# Fairway Forest in NC



## kaylasmom97 (Feb 10, 2009)

Since this has been bought by Wyndam/Fairfield, does any one know anything about this resort?  I posted on the Wyndam board but no response.  We just traded in to this for this summer.  We were waiting for Cape Cod, but I gave up.  I had my Cape Cod in since August, so I guess I'll try for the cape next year.  We were confirmed to unit 1324, any comments on that unit or even a map of the resort?

Thanks


----------



## Steve (Feb 11, 2009)

Actually, Fairway Forest was not purchased by Wyndham.  It was developed by Fairfield in the early 1980s as part of Fairfield Sapphire Valley.  The HOA of this section of Fairfield (now Wyndham) Sapphire Valley fired Fairfield as the management company a number of years ago.  At this time, the name was changed to Fairway Forest.  Another HOA did the same thing, that resort is now known as Foxhunt at Sapphire Valley.  A third HOA retained Fairfield as the management company and that resort is now known as Wyndham Sapphire Valley.

The area is gorgeous with beautiful mountains and waterfalls in all directions.  The nearby towns of Cashiers and Highlands have shopping, dining, and a lot of charm.  It's a great area.

Sapphire Valley has a lot of amenities including a nice lake, swimming, tennis, golf, trails, etc.  It's very spread out and you'll need a car to get to most of the facilities.  Among the three sections of the resort, Foxhunt is the nicest as the villas have been beautifully remodeled.  Unfortunately, this is not the case with Fairway Forest.  The units, while spacious, are very dated.  If given a choice, I would definitely pick Foxhunt.  The reviews on TUG don't reflect the renovations, but here is a website with pictures:

http://www.foxhuntsv.com/FoxhuntatSapphireValleyTimeshareNC.php

Steve


----------



## rdtkhine (Feb 11, 2009)

I don't know anything about the particular unit you are going to be staying in (1324).  My wife and I stayed there this past November.  I think it was unit 1316, but not sure now.  It was a split level unit of about 1400 sq. ft.  Nothing fancy.  They have been renovating the place, though.  The unit was pretty clean, though not spotless.  Nice full kitchen with a bar and two stools.  Open living room and family room are with cathedral ceilings and fireplace.  Nice big bdrm w/two twin beds next to a full bathroom upstairs.  The master bdrm is downstairs w/king bed and deck.  Master bath has nice large jacuzzi with large window.  The units are nothing fancy, but very comfortable and spacious.  Our unit was just down from the club house for the golf course.  The golf course was pretty nice to play.  The resort is in a very beautiful location.  It is a bit spread out.  The recreational facilities are a short drive, but lots to do.  This is an older Fairfield resort, but kept up well.  Just don't expect the ritz.

Hope this helps.  Bob


----------



## kaylasmom97 (Feb 11, 2009)

thanks.
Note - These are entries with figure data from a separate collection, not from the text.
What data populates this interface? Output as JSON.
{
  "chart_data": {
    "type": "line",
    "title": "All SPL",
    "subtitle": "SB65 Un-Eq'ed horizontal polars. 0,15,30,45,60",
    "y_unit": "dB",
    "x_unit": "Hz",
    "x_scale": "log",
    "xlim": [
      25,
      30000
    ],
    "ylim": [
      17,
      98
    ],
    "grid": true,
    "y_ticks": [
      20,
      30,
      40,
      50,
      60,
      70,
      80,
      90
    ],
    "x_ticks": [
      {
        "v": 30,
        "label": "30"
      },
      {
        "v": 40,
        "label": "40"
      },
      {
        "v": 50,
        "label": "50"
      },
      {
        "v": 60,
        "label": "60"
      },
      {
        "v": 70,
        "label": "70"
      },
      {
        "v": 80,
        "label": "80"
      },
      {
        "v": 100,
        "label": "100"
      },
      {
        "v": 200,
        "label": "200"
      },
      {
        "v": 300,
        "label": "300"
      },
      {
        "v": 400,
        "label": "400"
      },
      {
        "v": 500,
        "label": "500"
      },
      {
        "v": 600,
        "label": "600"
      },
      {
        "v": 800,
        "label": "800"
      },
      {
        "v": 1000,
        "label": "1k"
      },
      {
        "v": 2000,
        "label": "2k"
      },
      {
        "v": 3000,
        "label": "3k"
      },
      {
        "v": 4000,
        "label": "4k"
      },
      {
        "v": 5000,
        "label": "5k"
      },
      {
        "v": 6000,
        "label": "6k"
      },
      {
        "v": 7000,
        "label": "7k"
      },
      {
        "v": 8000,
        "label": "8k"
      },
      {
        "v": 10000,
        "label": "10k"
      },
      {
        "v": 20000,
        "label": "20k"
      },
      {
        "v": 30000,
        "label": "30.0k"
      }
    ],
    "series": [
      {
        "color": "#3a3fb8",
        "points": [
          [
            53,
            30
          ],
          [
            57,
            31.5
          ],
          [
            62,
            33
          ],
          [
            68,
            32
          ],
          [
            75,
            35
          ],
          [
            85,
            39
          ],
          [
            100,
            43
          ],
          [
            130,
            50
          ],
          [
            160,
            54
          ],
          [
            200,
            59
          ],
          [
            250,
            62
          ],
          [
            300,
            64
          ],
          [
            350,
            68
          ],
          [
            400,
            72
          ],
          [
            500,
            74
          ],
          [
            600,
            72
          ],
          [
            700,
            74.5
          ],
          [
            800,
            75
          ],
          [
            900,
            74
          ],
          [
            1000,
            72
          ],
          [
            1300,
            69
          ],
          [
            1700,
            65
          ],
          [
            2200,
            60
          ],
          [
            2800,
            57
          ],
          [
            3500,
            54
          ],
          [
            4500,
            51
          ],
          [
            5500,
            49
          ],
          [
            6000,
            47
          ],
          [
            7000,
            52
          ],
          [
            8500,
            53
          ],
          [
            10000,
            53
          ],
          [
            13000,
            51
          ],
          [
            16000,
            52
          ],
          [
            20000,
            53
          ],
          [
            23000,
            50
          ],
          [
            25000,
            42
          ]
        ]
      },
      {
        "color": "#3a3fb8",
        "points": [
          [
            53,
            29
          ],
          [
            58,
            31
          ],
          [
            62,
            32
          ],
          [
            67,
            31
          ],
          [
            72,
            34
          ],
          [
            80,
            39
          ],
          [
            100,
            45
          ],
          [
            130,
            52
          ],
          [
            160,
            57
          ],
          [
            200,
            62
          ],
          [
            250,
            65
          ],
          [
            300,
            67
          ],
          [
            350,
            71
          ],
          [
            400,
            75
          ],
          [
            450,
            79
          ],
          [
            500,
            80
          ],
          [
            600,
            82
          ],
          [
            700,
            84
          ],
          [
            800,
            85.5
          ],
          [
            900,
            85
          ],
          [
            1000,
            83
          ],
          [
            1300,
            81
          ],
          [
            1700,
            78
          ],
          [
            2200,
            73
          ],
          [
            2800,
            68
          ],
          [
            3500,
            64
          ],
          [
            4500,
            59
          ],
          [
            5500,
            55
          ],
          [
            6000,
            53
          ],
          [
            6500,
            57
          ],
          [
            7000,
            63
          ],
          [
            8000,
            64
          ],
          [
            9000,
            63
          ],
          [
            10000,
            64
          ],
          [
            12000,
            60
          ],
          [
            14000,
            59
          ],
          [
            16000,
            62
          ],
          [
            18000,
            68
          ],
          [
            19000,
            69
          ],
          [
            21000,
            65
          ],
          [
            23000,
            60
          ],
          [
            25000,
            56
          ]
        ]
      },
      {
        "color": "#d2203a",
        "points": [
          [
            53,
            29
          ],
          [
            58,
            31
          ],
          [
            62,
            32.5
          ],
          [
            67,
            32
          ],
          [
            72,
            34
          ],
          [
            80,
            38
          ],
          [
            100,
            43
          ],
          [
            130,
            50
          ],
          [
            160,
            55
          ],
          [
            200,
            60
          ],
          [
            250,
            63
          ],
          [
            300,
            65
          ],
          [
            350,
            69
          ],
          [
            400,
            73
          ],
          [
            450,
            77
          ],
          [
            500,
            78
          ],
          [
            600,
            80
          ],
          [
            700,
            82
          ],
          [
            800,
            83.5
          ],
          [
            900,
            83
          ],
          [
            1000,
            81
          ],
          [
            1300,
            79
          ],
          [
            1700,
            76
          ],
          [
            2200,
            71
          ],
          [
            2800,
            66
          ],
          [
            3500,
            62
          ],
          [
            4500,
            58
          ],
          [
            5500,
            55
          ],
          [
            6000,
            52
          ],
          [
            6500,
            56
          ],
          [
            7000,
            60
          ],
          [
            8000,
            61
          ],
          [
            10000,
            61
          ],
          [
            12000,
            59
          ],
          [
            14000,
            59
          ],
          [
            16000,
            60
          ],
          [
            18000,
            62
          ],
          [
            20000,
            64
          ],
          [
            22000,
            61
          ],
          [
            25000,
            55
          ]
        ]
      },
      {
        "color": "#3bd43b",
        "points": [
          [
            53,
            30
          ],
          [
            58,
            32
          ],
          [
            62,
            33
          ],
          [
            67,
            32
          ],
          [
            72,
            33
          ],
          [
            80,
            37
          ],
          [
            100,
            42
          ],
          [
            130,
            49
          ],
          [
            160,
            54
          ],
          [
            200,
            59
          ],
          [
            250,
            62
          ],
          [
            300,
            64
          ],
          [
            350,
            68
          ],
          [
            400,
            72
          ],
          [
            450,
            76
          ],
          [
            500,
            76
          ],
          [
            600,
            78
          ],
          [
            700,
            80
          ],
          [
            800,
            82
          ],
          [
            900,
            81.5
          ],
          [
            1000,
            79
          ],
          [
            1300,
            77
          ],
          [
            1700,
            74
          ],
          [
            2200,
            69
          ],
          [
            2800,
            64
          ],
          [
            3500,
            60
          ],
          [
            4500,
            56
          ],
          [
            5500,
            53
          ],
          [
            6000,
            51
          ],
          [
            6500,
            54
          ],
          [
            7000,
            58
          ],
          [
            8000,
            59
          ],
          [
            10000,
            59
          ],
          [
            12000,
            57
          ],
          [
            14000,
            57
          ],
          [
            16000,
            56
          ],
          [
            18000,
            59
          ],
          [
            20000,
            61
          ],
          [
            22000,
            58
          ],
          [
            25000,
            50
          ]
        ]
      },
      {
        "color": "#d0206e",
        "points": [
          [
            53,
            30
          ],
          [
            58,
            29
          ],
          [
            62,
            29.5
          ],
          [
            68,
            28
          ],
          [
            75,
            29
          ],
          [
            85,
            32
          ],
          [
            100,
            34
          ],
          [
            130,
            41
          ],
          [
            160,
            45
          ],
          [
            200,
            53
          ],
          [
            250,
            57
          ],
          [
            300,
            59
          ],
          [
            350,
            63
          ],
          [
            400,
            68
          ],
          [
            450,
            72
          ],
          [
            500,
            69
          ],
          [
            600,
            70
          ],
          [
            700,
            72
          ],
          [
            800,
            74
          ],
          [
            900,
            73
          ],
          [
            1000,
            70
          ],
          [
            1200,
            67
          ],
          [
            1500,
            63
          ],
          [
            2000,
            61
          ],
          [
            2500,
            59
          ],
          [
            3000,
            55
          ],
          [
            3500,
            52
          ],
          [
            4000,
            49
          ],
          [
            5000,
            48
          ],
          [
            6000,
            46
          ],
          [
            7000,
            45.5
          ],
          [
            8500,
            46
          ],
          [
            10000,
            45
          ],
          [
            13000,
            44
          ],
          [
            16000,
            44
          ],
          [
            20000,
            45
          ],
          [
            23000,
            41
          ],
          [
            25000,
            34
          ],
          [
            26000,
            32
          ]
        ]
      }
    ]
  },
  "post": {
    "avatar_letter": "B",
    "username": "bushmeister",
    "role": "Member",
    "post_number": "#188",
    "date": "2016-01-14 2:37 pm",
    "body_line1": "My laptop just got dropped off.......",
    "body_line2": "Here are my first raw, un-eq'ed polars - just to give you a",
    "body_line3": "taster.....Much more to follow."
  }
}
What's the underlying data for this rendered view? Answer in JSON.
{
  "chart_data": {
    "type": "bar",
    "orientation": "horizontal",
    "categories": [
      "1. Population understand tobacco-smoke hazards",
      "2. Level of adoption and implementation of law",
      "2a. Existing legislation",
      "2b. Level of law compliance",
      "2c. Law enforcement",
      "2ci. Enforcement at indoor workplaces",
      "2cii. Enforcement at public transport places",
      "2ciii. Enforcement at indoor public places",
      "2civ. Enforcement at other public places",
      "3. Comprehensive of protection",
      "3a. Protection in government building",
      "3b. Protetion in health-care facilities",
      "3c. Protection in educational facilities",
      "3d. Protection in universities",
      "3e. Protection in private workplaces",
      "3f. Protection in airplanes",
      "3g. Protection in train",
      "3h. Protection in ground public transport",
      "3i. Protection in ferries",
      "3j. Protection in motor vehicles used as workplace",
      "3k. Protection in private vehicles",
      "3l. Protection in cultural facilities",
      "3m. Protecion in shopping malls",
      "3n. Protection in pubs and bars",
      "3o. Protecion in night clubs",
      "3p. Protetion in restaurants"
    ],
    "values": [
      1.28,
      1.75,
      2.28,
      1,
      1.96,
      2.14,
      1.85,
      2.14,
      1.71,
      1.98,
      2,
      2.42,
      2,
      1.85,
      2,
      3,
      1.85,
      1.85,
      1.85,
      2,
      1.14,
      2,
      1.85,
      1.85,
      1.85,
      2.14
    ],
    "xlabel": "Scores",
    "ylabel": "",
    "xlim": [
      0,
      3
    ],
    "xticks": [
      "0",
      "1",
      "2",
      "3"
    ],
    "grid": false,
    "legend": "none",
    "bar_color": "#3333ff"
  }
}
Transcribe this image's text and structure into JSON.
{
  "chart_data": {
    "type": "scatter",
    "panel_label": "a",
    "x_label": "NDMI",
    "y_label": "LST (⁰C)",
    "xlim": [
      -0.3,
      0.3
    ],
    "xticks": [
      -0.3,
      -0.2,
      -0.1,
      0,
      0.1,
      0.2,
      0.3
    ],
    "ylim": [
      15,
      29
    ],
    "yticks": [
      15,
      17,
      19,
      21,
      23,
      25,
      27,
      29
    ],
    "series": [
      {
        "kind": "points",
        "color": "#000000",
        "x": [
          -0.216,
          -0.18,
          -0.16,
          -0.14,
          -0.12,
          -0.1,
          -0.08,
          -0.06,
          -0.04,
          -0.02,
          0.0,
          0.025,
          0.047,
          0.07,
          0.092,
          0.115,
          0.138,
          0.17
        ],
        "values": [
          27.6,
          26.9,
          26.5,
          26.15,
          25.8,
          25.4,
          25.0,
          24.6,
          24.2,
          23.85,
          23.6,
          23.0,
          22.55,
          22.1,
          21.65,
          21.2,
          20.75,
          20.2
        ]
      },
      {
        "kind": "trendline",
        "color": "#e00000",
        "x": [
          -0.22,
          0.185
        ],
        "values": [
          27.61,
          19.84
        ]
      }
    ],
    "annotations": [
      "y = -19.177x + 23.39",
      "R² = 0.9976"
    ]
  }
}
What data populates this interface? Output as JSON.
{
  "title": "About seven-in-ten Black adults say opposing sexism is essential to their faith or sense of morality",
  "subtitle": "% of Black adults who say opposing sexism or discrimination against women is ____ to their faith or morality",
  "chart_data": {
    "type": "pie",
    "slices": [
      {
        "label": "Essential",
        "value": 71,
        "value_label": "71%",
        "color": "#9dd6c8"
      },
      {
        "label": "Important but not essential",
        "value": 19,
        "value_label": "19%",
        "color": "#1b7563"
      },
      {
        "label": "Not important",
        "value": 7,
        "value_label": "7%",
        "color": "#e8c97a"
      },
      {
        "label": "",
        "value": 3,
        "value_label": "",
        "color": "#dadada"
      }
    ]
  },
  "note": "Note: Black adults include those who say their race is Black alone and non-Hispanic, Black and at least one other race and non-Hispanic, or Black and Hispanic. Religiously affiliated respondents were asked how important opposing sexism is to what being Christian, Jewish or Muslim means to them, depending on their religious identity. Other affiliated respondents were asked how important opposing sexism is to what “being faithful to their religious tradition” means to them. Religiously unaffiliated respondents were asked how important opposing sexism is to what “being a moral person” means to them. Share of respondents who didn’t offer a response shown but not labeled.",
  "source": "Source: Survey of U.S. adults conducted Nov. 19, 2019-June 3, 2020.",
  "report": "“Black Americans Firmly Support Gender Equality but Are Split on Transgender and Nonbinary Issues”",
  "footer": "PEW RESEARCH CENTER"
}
This does help. I called to find out more about the unit.  She did not know if this was a remodeled unit. But is sounds like the place youhad- 15 steps down to the unit and then a flight to the master bedroom. Do you happen to have a map that ypucould email me? I was alittle worried but I am not expecting much just clean place to stay since we will be put and about during the day - biltmore, smokey mtns, train ride. It seems there is quite a bit to do, as long as you are willing to drive which we are.


----------



## Lisa P (Feb 11, 2009)

kaylasmom97, if you go to Wyndham's website and "explore resorts" to look at the page for Sapphire Valley, you'll find a link on the left with a resort map of the whole area, including Fairway Forest.

Btw, I've been told that the small lake with a rental boat marina has a dirt walking path that goes all the way around it.  The view from the sand beach and picnic area by the marina there is so picturesque!  You can ask about walkpaths and waterfall hikes in the area when you get there.  HTH.


----------



## rdtkhine (Feb 11, 2009)

I've sent you an e-mail with a downloaded image from the Wyndham site.

Bob


----------